В уютном затененном ресторанчике, расположенном на берегу светлого озерка, окруженного грустными русскими ивами, Скляренко расслабился – он позволил себе это – внутри у него все оттаяло, потекло, он начал даже свободнее дышать, уголки глаз у него защипало и подполковник достал платок. Васнецов все понял, спросил:
– Ну что, не отпускает Афганистан?
– Нет, – признался Скляренко.
– Через неделю все забудешь.
– Через недельку забуду, но через две вновь все вспомню.
– Что делать-то, – вздохнул Васнецов, – когда делать нечего? Тут даже сам господь Бог не помощник, – он налил коньяку в две узкие, посверкивающие хрустальной искрой стопки, поднял: – Я рад, что ты с нами. Выпьем за это!
– И я рад, – Скляренко выпил коньяк залпом, поймал последние капельки напитка языком, прижал их к небу, чтобы почувствовать вкус, прислушался, – а у вас сухого закона нет. Совсем, оказывается, нет!
– Боремся как можем. В Крыму виноградники, говорят, пустили под нож бульдозера, с корнем выдрали то, что сто лет назад покупали за большие деньги во Франции, а мы свои виноградники – узбекские! – бережем. Коньячок-то, – Васнецов щелкнул ногтем по звонкому боку стопки, – не хуже самтрестовского. А?
– В Афганистане вообще не знают, что такое коньяк.
– Извини. Кстати, – Васнецов снова разлил коньяк, – вполне возможно, в сороковой армии появятся наши люди, отсюда придут, из Ташкента… Сам понимаешь, сто тридцать килограммов «муки» – не предел, – уловив рассеянный кивок гостя, Васнецов стукнул ладонью по столу. – Нет, ты слушай, слушай!..

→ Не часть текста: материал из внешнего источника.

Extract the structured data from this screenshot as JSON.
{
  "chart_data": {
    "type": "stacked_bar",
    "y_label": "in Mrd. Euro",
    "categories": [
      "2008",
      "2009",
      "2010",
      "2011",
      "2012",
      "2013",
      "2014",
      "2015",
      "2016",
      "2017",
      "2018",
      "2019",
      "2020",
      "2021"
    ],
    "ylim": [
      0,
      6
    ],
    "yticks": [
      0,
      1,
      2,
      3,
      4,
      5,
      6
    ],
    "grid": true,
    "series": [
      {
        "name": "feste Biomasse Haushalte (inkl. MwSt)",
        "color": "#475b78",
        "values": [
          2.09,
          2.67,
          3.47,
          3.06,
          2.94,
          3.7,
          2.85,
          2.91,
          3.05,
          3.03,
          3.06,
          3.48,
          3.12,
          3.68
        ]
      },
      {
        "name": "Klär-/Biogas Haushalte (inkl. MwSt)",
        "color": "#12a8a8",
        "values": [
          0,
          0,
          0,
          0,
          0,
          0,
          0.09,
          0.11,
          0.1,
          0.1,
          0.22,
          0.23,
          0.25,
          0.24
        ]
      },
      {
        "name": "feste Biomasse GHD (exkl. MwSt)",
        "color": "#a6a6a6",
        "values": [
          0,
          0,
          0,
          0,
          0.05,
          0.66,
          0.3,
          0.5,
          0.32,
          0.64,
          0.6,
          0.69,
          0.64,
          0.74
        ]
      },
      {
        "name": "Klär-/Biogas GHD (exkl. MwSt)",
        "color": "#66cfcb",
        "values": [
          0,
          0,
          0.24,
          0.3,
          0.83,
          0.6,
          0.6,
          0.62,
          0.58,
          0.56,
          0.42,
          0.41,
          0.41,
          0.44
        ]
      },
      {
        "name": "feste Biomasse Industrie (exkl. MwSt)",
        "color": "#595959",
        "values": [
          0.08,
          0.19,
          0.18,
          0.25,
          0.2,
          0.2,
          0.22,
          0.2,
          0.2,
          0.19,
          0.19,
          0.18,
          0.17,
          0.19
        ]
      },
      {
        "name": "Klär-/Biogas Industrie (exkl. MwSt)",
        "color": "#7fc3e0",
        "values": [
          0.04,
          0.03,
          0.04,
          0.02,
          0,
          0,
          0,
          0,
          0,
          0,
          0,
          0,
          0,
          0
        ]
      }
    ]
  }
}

– Я слушаю, – Скляренко распрямился, взгляд его был усталым, внутрь, Васнецов понял, что Скляренко находится уже далеко отсюда и не стал разбираться ни в своих ощущениях, ни в ощущениях гостя – так ведь и поссориться недолго, – примиряюще поднял стопку. Спросил:
– Ты под каким знаком родился?
– Не знаю. Какой знак в сентябре?
– Смотря какое число?
– Пятое.
– Это знак… Знак… – Васнецов пошевелил губами, – это знак Девы.
– Вот уж не думал, что я – Дева, – Скляренко усмехнулся.
– Самый добрый знак для военного человека, – успокоил его Васнецов, – под знаком Девы родилось несколько маршалов.
– Хоть это-то утешительно.
– В общем, к тебе могут явиться наши люди, окажи им содействие. Извини, при этом должны быть соблюдены простейшие законы… Сам понимаешь! Пароль: «Вы под каким знаком родились?» Ответ: «Девы». Продолжение пароля: «Вам низкий поклон от Сергея Сергеевича».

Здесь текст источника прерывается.